In the end, pregnancy was one of the best things that has ever happened to me. From the beginning, the knowledge that there was a little person living inside me changed the way that I viewed food. Food was going to keep us both alive; it was going to ensure that we both remained healthy as my little baby grew and I grew to accommodate my child. My desire to eat healthy foods was no longer fueled by a need to be considered thin, but by a need to support my child’s growth. My desire was no longer fueled by fear, but by love. Food could no longer be considered evil- not when it provided so much good.

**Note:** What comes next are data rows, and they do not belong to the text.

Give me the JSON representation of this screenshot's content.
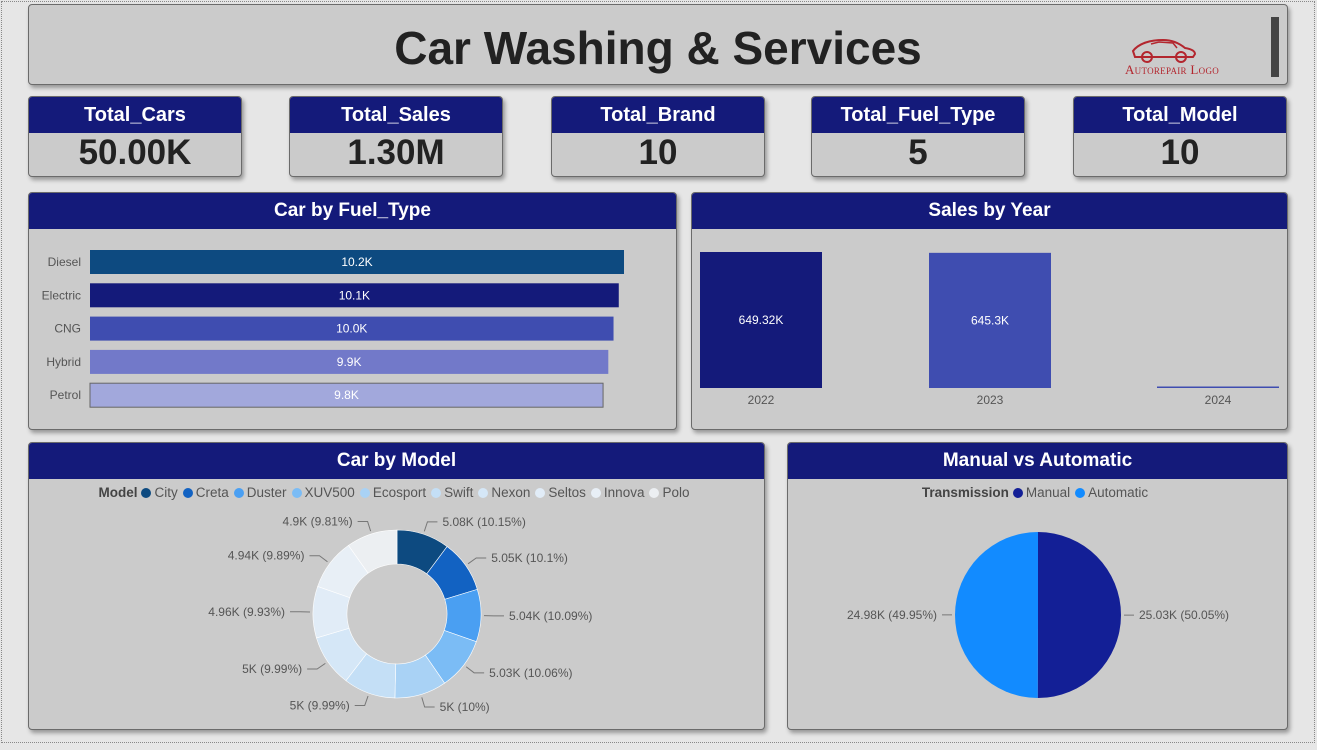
{
  "header": {
    "title": "Car Washing & Services",
    "logo_text": "Autorepair Logo"
  },
  "kpis": [
    {
      "label": "Total_Cars",
      "value": "50.00K"
    },
    {
      "label": "Total_Sales",
      "value": "1.30M"
    },
    {
      "label": "Total_Brand",
      "value": "10"
    },
    {
      "label": "Total_Fuel_Type",
      "value": "5"
    },
    {
      "label": "Total_Model",
      "value": "10"
    }
  ],
  "chart_data": [
    {
      "type": "bar",
      "orientation": "horizontal",
      "title": "Car by Fuel_Type",
      "categories": [
        "Diesel",
        "Electric",
        "CNG",
        "Hybrid",
        "Petrol"
      ],
      "values": [
        10200,
        10100,
        10000,
        9900,
        9800
      ],
      "labels": [
        "10.2K",
        "10.1K",
        "10.0K",
        "9.9K",
        "9.8K"
      ],
      "colors": [
        "#0d4a80",
        "#141a7a",
        "#3f4db0",
        "#7279c9",
        "#a2a8dc"
      ]
    },
    {
      "type": "bar",
      "title": "Sales by Year",
      "categories": [
        "2022",
        "2023",
        "2024"
      ],
      "values": [
        649320,
        645300,
        2000
      ],
      "labels": [
        "649.32K",
        "645.3K",
        ""
      ],
      "colors": [
        "#141a7a",
        "#3f4db0",
        "#3f4db0"
      ]
    },
    {
      "type": "pie",
      "donut": true,
      "title": "Car by Model",
      "legend_title": "Model",
      "categories": [
        "City",
        "Creta",
        "Duster",
        "XUV500",
        "Ecosport",
        "Swift",
        "Nexon",
        "Seltos",
        "Innova",
        "Polo"
      ],
      "values": [
        5080,
        5050,
        5040,
        5030,
        5000,
        5000,
        5000,
        4960,
        4940,
        4900
      ],
      "labels": [
        "5.08K (10.15%)",
        "5.05K (10.1%)",
        "5.04K (10.09%)",
        "5.03K (10.06%)",
        "5K (10%)",
        "5K (9.99%)",
        "5K (9.99%)",
        "4.96K (9.93%)",
        "4.94K (9.89%)",
        "4.9K (9.81%)"
      ],
      "colors": [
        "#0d4a80",
        "#1262c2",
        "#4a9ff2",
        "#7bbcf5",
        "#a9d2f5",
        "#c4dff6",
        "#d5e7f7",
        "#e1ecf7",
        "#e8eff6",
        "#eceff2"
      ]
    },
    {
      "type": "pie",
      "title": "Manual vs Automatic",
      "legend_title": "Transmission",
      "categories": [
        "Manual",
        "Automatic"
      ],
      "values": [
        25030,
        24980
      ],
      "labels": [
        "25.03K (50.05%)",
        "24.98K (49.95%)"
      ],
      "colors": [
        "#131f96",
        "#128bff"
      ]
    }
  ]
}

As the months passed and my due date inched closer and closer, I found that I was more and more comfortable with my body and the weight gain. Even when I was nine months pregnant, I still felt surprisingly beautiful. Between the way that my husband looked at me and the knowledge that I was carrying our son inside me, I couldn’t be more amazed by what my body was capable of. I couldn’t be more in awe of the gift that Andrew and I had been given. And yet with each passing day, I was more and more nervous about what would happen when John arrived, when there was no longer a little baby to justify my altered body shape, when I was once again unhappy with my body. I was afraid that once I gave birth, everything would go back to normal, to the way things were before I got pregnant, and I didn’t want that.

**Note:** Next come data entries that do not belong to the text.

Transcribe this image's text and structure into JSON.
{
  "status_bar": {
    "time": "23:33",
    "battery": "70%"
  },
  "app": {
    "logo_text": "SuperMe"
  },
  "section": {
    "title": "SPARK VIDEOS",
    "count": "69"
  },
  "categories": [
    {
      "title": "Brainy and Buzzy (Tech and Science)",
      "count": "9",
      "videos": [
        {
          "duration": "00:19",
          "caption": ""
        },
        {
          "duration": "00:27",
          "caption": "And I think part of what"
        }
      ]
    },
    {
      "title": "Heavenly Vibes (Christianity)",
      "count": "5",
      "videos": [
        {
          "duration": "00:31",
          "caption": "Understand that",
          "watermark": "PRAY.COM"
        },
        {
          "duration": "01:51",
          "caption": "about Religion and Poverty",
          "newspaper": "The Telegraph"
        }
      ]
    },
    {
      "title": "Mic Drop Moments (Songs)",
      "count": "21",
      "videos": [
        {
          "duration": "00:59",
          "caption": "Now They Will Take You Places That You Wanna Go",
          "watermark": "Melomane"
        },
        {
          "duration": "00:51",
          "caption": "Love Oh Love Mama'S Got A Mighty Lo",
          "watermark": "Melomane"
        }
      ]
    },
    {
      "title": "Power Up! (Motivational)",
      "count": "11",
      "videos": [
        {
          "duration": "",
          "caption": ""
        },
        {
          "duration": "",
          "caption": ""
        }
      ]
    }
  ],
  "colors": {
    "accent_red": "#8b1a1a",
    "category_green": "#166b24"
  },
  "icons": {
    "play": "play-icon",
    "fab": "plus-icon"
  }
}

And finally the big day arrived, and at 4:04AM, John Thomas Whitmore entered the world. For the first time in nine months, I was no longer pregnant. In the hours after birth, my stomach was “massaged” periodically, I was stitched up and given ibuprofen to reduce swelling, and nurses entered my hospital room every couple of hours to make sure that my pain and discomfort were both manageable. Over the next two and a half days, the nurses marveled at my speedy recovery. I never needed anything stronger than Motrin. By Saturday afternoon, I was already walking around my room, and I was able to walk out of the hospital Sunday afternoon with no support despite having been trapped in my hospital bed for my first 24 hours postpartum because of some minor complications during delivery. And every time a nurse came in to check on me, they would inevitably comment about my postpartum body, how I didn’t “look at all pregnant.” It was a comment that I found slightly ironic (since I in fact wasn’t pregnant), as well as quite untrue. The nurses just didn’t know what I had looked like before I got pregnant.

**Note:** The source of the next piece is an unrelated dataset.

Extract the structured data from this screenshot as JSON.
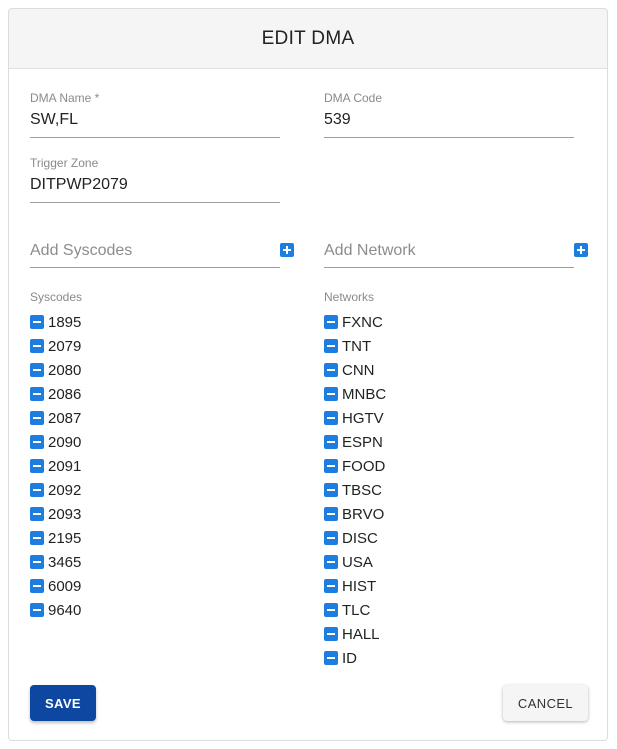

But as I considered my postpartum body, anticipating the fear that would certainly arise because of my dissatisfaction with it, I was surprised to find only a sense of contentment, pride even. When I thought about my body, I inevitably thought of my baby boy, my son who up until recently had lived within me. Any sign of my recent pregnancy simply reminded me of what my body was capable of. My body had kept my baby boy alive for more than nine months. My body had provided my baby with all the nutrients required for his proper growth and development. My body had offered a shelter for my little guy until he was ready to move from one home to another. My body had done amazing things, and in the days and weeks following John’s birth, I can only marvel at its abilities. While it might be easy to be dissatisfied with our bodies, especially as we lament the loss of our pre-pregnancy figures, we have nothing to be ashamed of. When we consider our bodies, we should take pride in what we see, be in awe of what we have been given, be amazed at what God has allowed us to do. He has given us the ability to do something amazing, something that no one else could have done. And this gift, the bond that we will always share with our children, is one of the most beautiful blessings that God could ever give us.
Mary Help of Christians, pray for us!